Future Doctors

Worldwide, almost everywhere, increased internet access and the growing use of digital devices have fundamentally altered the information available to patients. Patients are becoming more empowered by technology to make healthcare decisions; patients now commonly ask for more information and expect to be involved when making diagnostic and therapeutic choices.

At the same time, the healthcare system is becoming increasingly complex; every country is trying to figure out how to end the pandemic socially and medically.

As a result, many doctors feel unhappy, disempowered, and alienated from their work systems; they are seen as part of the problem rather than the solution.

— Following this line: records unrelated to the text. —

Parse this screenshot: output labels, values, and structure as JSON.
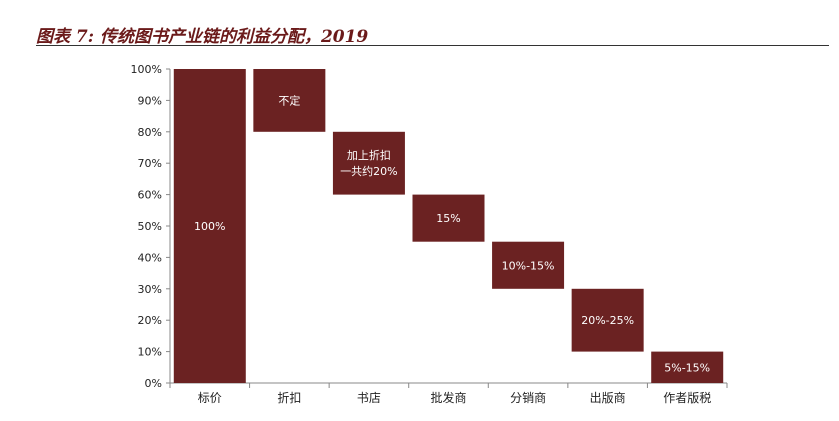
{
  "header": {
    "title": "图表 7: 传统图书产业链的利益分配，2019"
  },
  "chart_data": {
    "type": "bar",
    "subtype": "waterfall",
    "title": "图表 7: 传统图书产业链的利益分配，2019",
    "xlabel": "",
    "ylabel": "",
    "ylim": [
      0,
      100
    ],
    "yticks": [
      "0%",
      "10%",
      "20%",
      "30%",
      "40%",
      "50%",
      "60%",
      "70%",
      "80%",
      "90%",
      "100%"
    ],
    "categories": [
      "标价",
      "折扣",
      "书店",
      "批发商",
      "分销商",
      "出版商",
      "作者版税"
    ],
    "bars": [
      {
        "category": "标价",
        "bottom": 0,
        "top": 100,
        "label": [
          "100%"
        ]
      },
      {
        "category": "折扣",
        "bottom": 80,
        "top": 100,
        "label": [
          "不定"
        ]
      },
      {
        "category": "书店",
        "bottom": 60,
        "top": 80,
        "label": [
          "加上折扣",
          "一共约20%"
        ]
      },
      {
        "category": "批发商",
        "bottom": 45,
        "top": 60,
        "label": [
          "15%"
        ]
      },
      {
        "category": "分销商",
        "bottom": 30,
        "top": 45,
        "label": [
          "10%-15%"
        ]
      },
      {
        "category": "出版商",
        "bottom": 10,
        "top": 30,
        "label": [
          "20%-25%"
        ]
      },
      {
        "category": "作者版税",
        "bottom": 0,
        "top": 10,
        "label": [
          "5%-15%"
        ]
      }
    ],
    "colors": {
      "bar": "#6b2222",
      "axis": "#888888"
    },
    "grid": false,
    "legend": "none"
  }
}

The solution is undoubtedly directing us back to technology. The future of healthcare is data and work-smart people. Future doctors will probably need these characteristics enhanced:

  1. Healing ability: having knowledge and technical skills to heal people beyond treating disease. Healing and treating are related concepts, Healing, however, can come in many forms other than treating.
  2. Understanding of systems: doctors are no more the dominator but essential players in healthcare systems, from clinical teams to national and international systems. Doctors need to understand those complex systems and, more importantly, know how to improve them.
  3. Enthusiasm for learning and changing: medical students are taught that medical practice is a lifelong learning process. Nowadays, continuing learning is an essential survival skill; love to learn and change is a characteristic of future doctors.
  4. Comfort with technology: it is particularly true with information and digital technology; recognize that doctor plus technology will be much more effective than a doctor alone.
  5. Patient-centered: the concept of patient-centered care emerged in the early 50s; it exploded exponentially in the late 90s. As we strive to improve the quality of care, a patient-centered model can play a pivotal role in this process. More research is needed to explore the various attributes of patient-centered care, its acceptability, digital transformation, and comparative effectiveness in the healthcare arena.
  6. Understanding of evidence: doctors are educated about hierarchies of evidence. Future doctors must be capable of combining different types of shreds of evidence, analyzing and weighting them effectively. Learn to work with and apply algorithms.
  7. Profound ethical understanding: future doctors must recognize the moral issue and have the capacity to think and practice ethically.
  8. Communication skills: listening more than telling. Since Hippocrates’ time, medical school professors have taught their students to listen to their patients. Medical doctors all realize that the patient’s medical history and the patient’s account of his or her illness is the best source of information to make an accurate diagnosis and healing plan.
  9. Love of diversity: enjoying working with people from different backgrounds and of different views and skills.

Social, technological, and science is reforming the role of doctors rapidly. The change of the doctors is driven by patients, knowledge, the workforce, and technological change around us. The SARS-CoV-2 pandemic has thrust many changes upon the doctors in the new ways of thinking and working.